The receiver section includes the Receiver Optical Sub-Assembly (ROSA) and the amplification/quantization circuitry. The ROSA, containing a PIN photodiode and custom transimpedance amplifier, is located at the optical interface and mates with the LC optical connector. The ROSA output is sent to a custom IC that provides post-amplification and quantization.

The post-amp IC also includes transition detection circuitry which monitors the AC level of incoming optical signals and provides a LVTTL/CMOS compatible status signal to the host. A high status signal indicates loss of modulated signal, indicating link failures such as broken fiber or failed transmitter. Rx_LOS can also be monitored via the two-wire serial interface at address A2h, byte 110, bit 1.

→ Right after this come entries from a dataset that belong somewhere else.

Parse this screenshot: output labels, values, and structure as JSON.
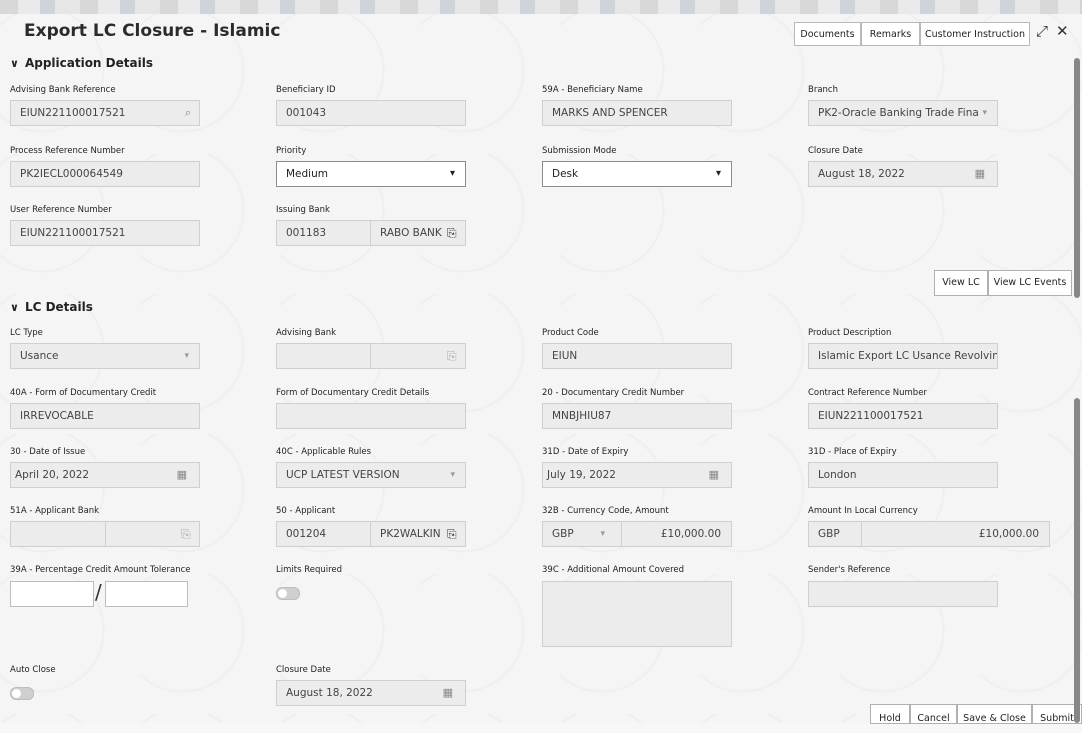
{
  "header": {
    "title": "Export LC Closure - Islamic",
    "buttons": {
      "documents": "Documents",
      "remarks": "Remarks",
      "customer_instruction": "Customer Instruction"
    },
    "expand_glyph": "⤢",
    "close_glyph": "✕"
  },
  "application_details": {
    "heading": "Application Details",
    "advising_bank_reference": {
      "label": "Advising Bank Reference",
      "value": "EIUN221100017521"
    },
    "beneficiary_id": {
      "label": "Beneficiary ID",
      "value": "001043"
    },
    "beneficiary_name": {
      "label": "59A - Beneficiary Name",
      "value": "MARKS AND SPENCER"
    },
    "branch": {
      "label": "Branch",
      "value": "PK2-Oracle Banking Trade Fina"
    },
    "process_reference_number": {
      "label": "Process Reference Number",
      "value": "PK2IECL000064549"
    },
    "priority": {
      "label": "Priority",
      "value": "Medium"
    },
    "submission_mode": {
      "label": "Submission Mode",
      "value": "Desk"
    },
    "closure_date": {
      "label": "Closure Date",
      "value": "August 18, 2022"
    },
    "user_reference_number": {
      "label": "User Reference Number",
      "value": "EIUN221100017521"
    },
    "issuing_bank": {
      "label": "Issuing Bank",
      "code": "001183",
      "name": "RABO BANK"
    },
    "view_lc": "View LC",
    "view_lc_events": "View LC Events"
  },
  "lc_details": {
    "heading": "LC Details",
    "lc_type": {
      "label": "LC Type",
      "value": "Usance"
    },
    "advising_bank": {
      "label": "Advising Bank",
      "code": "",
      "name": ""
    },
    "product_code": {
      "label": "Product Code",
      "value": "EIUN"
    },
    "product_description": {
      "label": "Product Description",
      "value": "Islamic Export LC Usance Revolving"
    },
    "form_of_documentary_credit": {
      "label": "40A - Form of Documentary Credit",
      "value": "IRREVOCABLE"
    },
    "form_of_documentary_credit_details": {
      "label": "Form of Documentary Credit Details",
      "value": ""
    },
    "documentary_credit_number": {
      "label": "20 - Documentary Credit Number",
      "value": "MNBJHIU87"
    },
    "contract_reference_number": {
      "label": "Contract Reference Number",
      "value": "EIUN221100017521"
    },
    "date_of_issue": {
      "label": "30 - Date of Issue",
      "value": "April 20, 2022"
    },
    "applicable_rules": {
      "label": "40C - Applicable Rules",
      "value": "UCP LATEST VERSION"
    },
    "date_of_expiry": {
      "label": "31D - Date of Expiry",
      "value": "July 19, 2022"
    },
    "place_of_expiry": {
      "label": "31D - Place of Expiry",
      "value": "London"
    },
    "applicant_bank": {
      "label": "51A - Applicant Bank",
      "code": "",
      "name": ""
    },
    "applicant": {
      "label": "50 - Applicant",
      "code": "001204",
      "name": "PK2WALKIN"
    },
    "currency_amount": {
      "label": "32B - Currency Code, Amount",
      "currency": "GBP",
      "amount": "£10,000.00"
    },
    "amount_local_currency": {
      "label": "Amount In Local Currency",
      "currency": "GBP",
      "amount": "£10,000.00"
    },
    "percentage_tolerance": {
      "label": "39A - Percentage Credit Amount Tolerance",
      "plus": "",
      "minus": "",
      "separator": "/"
    },
    "limits_required": {
      "label": "Limits Required",
      "enabled": false
    },
    "additional_amount_covered": {
      "label": "39C - Additional Amount Covered",
      "value": ""
    },
    "senders_reference": {
      "label": "Sender's Reference",
      "value": ""
    },
    "auto_close": {
      "label": "Auto Close",
      "enabled": false
    },
    "closure_date": {
      "label": "Closure Date",
      "value": "August 18, 2022"
    }
  },
  "footer": {
    "hold": "Hold",
    "cancel": "Cancel",
    "save_close": "Save & Close",
    "submit": "Submit"
  },
  "icons": {
    "search": "⌕",
    "calendar": "▦",
    "caret": "▾",
    "document": "⎘",
    "chevron": "﹀"
  }
}
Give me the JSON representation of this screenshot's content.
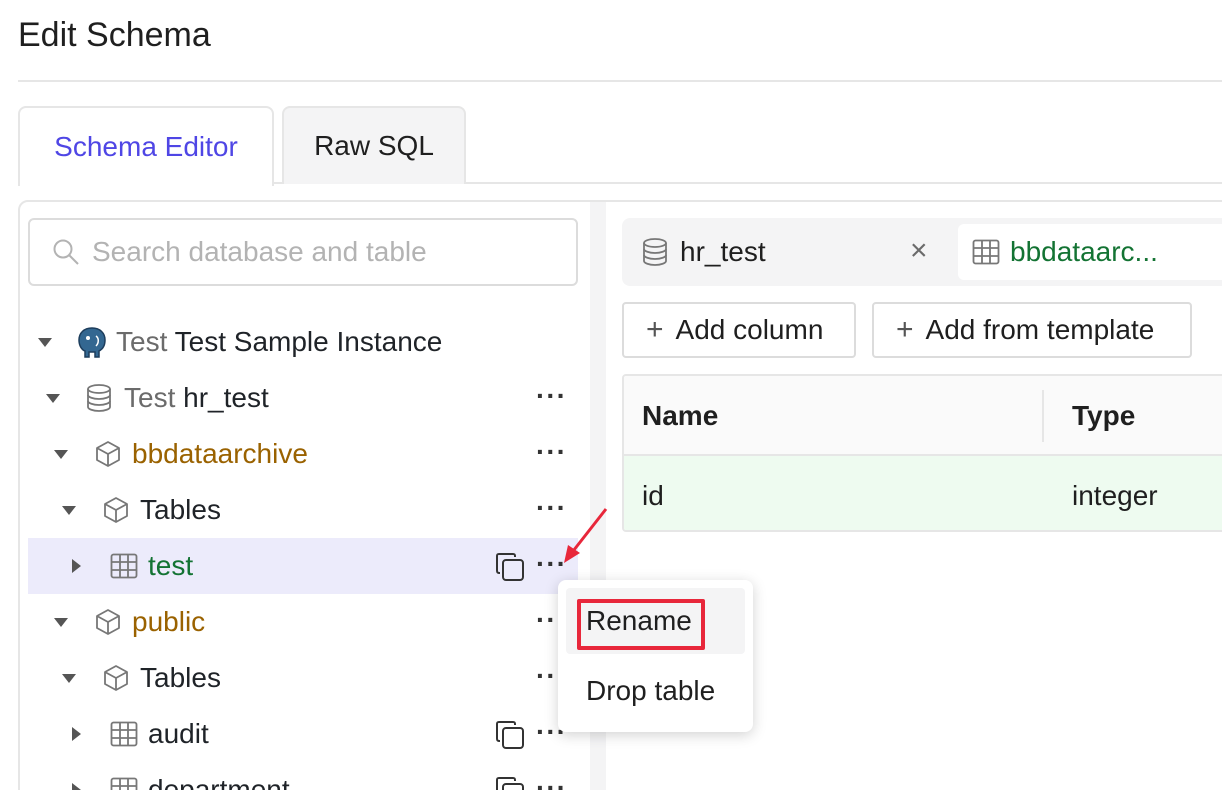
{
  "page": {
    "title": "Edit Schema"
  },
  "tabs": [
    {
      "label": "Schema Editor",
      "active": true
    },
    {
      "label": "Raw SQL",
      "active": false
    }
  ],
  "search": {
    "placeholder": "Search database and table"
  },
  "tree": {
    "instance": {
      "engine": "Test",
      "name": "Test Sample Instance"
    },
    "database": {
      "env": "Test",
      "name": "hr_test"
    },
    "schemas": [
      {
        "name": "bbdataarchive",
        "folder_label": "Tables",
        "tables": [
          {
            "name": "test",
            "selected": true
          }
        ]
      },
      {
        "name": "public",
        "folder_label": "Tables",
        "tables": [
          {
            "name": "audit"
          },
          {
            "name": "department"
          }
        ]
      }
    ]
  },
  "context_menu": {
    "items": [
      {
        "label": "Rename",
        "highlighted": true
      },
      {
        "label": "Drop table"
      }
    ]
  },
  "editor": {
    "tabs": {
      "database": "hr_test",
      "close": "×",
      "table": "bbdataarc..."
    },
    "toolbar": {
      "add_column": "Add column",
      "add_from_template": "Add from template",
      "plus": "+"
    },
    "grid": {
      "headers": [
        "Name",
        "Type"
      ],
      "rows": [
        [
          "id",
          "integer"
        ]
      ]
    }
  },
  "colors": {
    "accent": "#4f46e5",
    "schema": "#9a6200",
    "table": "#137333",
    "highlight": "#e8273b",
    "new_row": "#eefbf0"
  }
}
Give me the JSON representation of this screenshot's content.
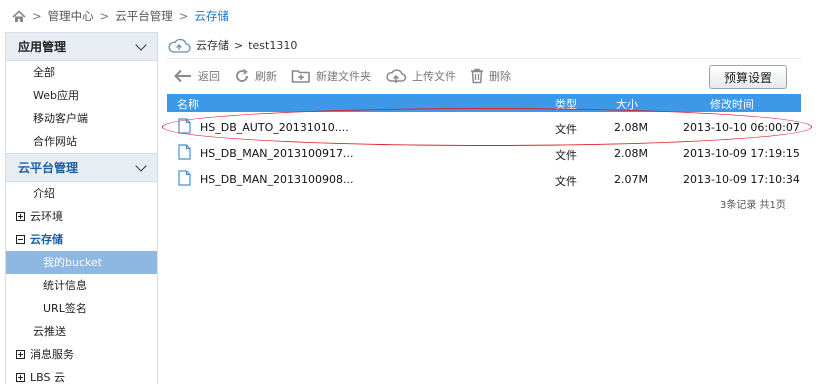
{
  "breadcrumb": {
    "items": [
      "管理中心",
      "云平台管理"
    ],
    "current": "云存储"
  },
  "sidebar": {
    "app_group": {
      "title": "应用管理",
      "items": [
        "全部",
        "Web应用",
        "移动客户端",
        "合作网站"
      ]
    },
    "cloud_group": {
      "title": "云平台管理",
      "intro": "介绍",
      "cloud_env": "云环境",
      "cloud_storage": "云存储",
      "storage_sub": [
        "我的bucket",
        "统计信息",
        "URL签名"
      ],
      "push": "云推送",
      "message": "消息服务",
      "lbs": "LBS 云"
    }
  },
  "path": {
    "root": "云存储",
    "separator": ">",
    "bucket": "test1310"
  },
  "toolbar": {
    "back": "返回",
    "refresh": "刷新",
    "new_folder": "新建文件夹",
    "upload": "上传文件",
    "delete": "删除",
    "budget": "预算设置"
  },
  "table": {
    "headers": {
      "name": "名称",
      "type": "类型",
      "size": "大小",
      "modified": "修改时间"
    },
    "rows": [
      {
        "name": "HS_DB_AUTO_20131010....",
        "type": "文件",
        "size": "2.08M",
        "modified": "2013-10-10 06:00:07"
      },
      {
        "name": "HS_DB_MAN_2013100917...",
        "type": "文件",
        "size": "2.08M",
        "modified": "2013-10-09 17:19:15"
      },
      {
        "name": "HS_DB_MAN_2013100908...",
        "type": "文件",
        "size": "2.07M",
        "modified": "2013-10-09 17:10:34"
      }
    ],
    "summary": "3条记录   共1页"
  },
  "colors": {
    "accent": "#3d98e8",
    "active_nav": "#8fb7e3",
    "highlight": "#e0232a"
  }
}
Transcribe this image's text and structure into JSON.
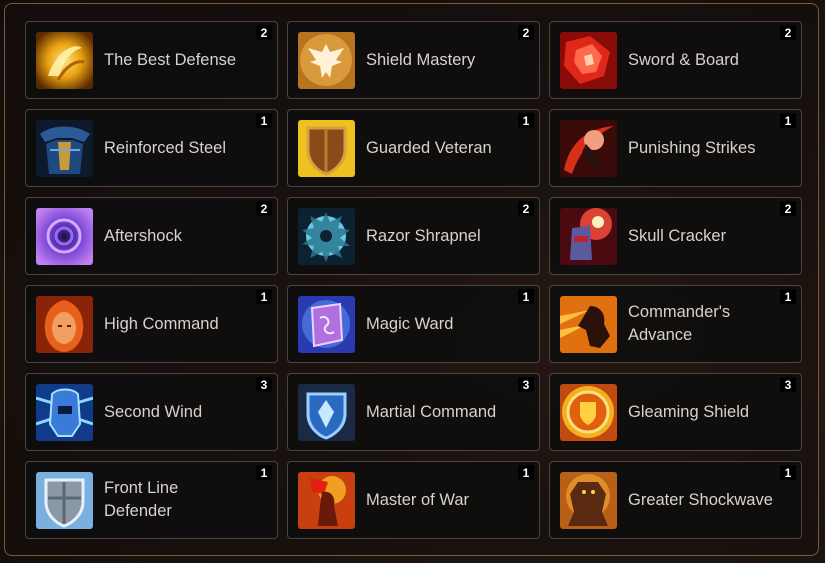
{
  "cards": [
    {
      "name": "The Best Defense",
      "count": "2",
      "icon": "golden-swirl-icon"
    },
    {
      "name": "Shield Mastery",
      "count": "2",
      "icon": "phoenix-crest-icon"
    },
    {
      "name": "Sword & Board",
      "count": "2",
      "icon": "red-shard-icon"
    },
    {
      "name": "Reinforced Steel",
      "count": "1",
      "icon": "blue-armor-icon"
    },
    {
      "name": "Guarded Veteran",
      "count": "1",
      "icon": "bronze-shield-icon"
    },
    {
      "name": "Punishing Strikes",
      "count": "1",
      "icon": "red-strike-icon"
    },
    {
      "name": "Aftershock",
      "count": "2",
      "icon": "purple-vortex-icon"
    },
    {
      "name": "Razor Shrapnel",
      "count": "2",
      "icon": "saw-blade-icon"
    },
    {
      "name": "Skull Cracker",
      "count": "2",
      "icon": "knight-burst-icon"
    },
    {
      "name": "High Command",
      "count": "1",
      "icon": "fiery-face-icon"
    },
    {
      "name": "Magic Ward",
      "count": "1",
      "icon": "magic-scroll-icon"
    },
    {
      "name": "Commander's Advance",
      "count": "1",
      "icon": "charging-warrior-icon"
    },
    {
      "name": "Second Wind",
      "count": "3",
      "icon": "blue-helmet-icon"
    },
    {
      "name": "Martial Command",
      "count": "3",
      "icon": "blue-crest-shield-icon"
    },
    {
      "name": "Gleaming Shield",
      "count": "3",
      "icon": "gleaming-shield-icon"
    },
    {
      "name": "Front Line Defender",
      "count": "1",
      "icon": "silver-shield-icon"
    },
    {
      "name": "Master of War",
      "count": "1",
      "icon": "banner-warrior-icon"
    },
    {
      "name": "Greater Shockwave",
      "count": "1",
      "icon": "golem-icon"
    }
  ]
}
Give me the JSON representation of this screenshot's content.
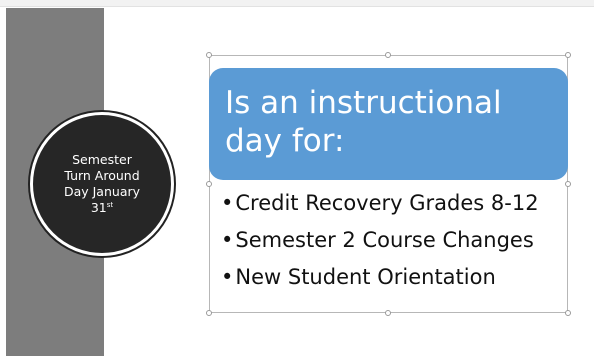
{
  "sidebar_badge": {
    "line1": "Semester",
    "line2": "Turn Around",
    "line3": "Day January",
    "line4": "31",
    "superscript": "st"
  },
  "content": {
    "title": "Is an instructional day for:",
    "bullet_symbol": "•",
    "bullets": [
      "Credit Recovery Grades 8-12",
      "Semester 2 Course Changes",
      "New Student Orientation"
    ]
  },
  "colors": {
    "title_fill": "#5b9bd5",
    "sidebar": "#7d7d7d",
    "badge": "#262626"
  }
}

The AFBR-709SMZ interfaces with the host circuit board through the twenty contact SFP+ electrical connector. See Table 2 for contact descriptions. The module edge connector is shown in Figure 4. The host board layout for this interface is depicted in Figure 8.

The AFBR-709SMZ high speed transmit and receive interfaces require SFF-8431 compliant signal lines on the host board. To simplify board requirements, biasing resistors and AC coupling capacitors are incorporated into the SFP+ transceiver module (per SFF-8431) and hence are not required on the host board. The TX_DISABLE, TX_ FAULT and RX_LOS signals require LVTTL signals on the host board per SFF-8431 if used. If an application does not take advantage of these functions, care must be taken to ground TX_DISABLE to enable normal operation.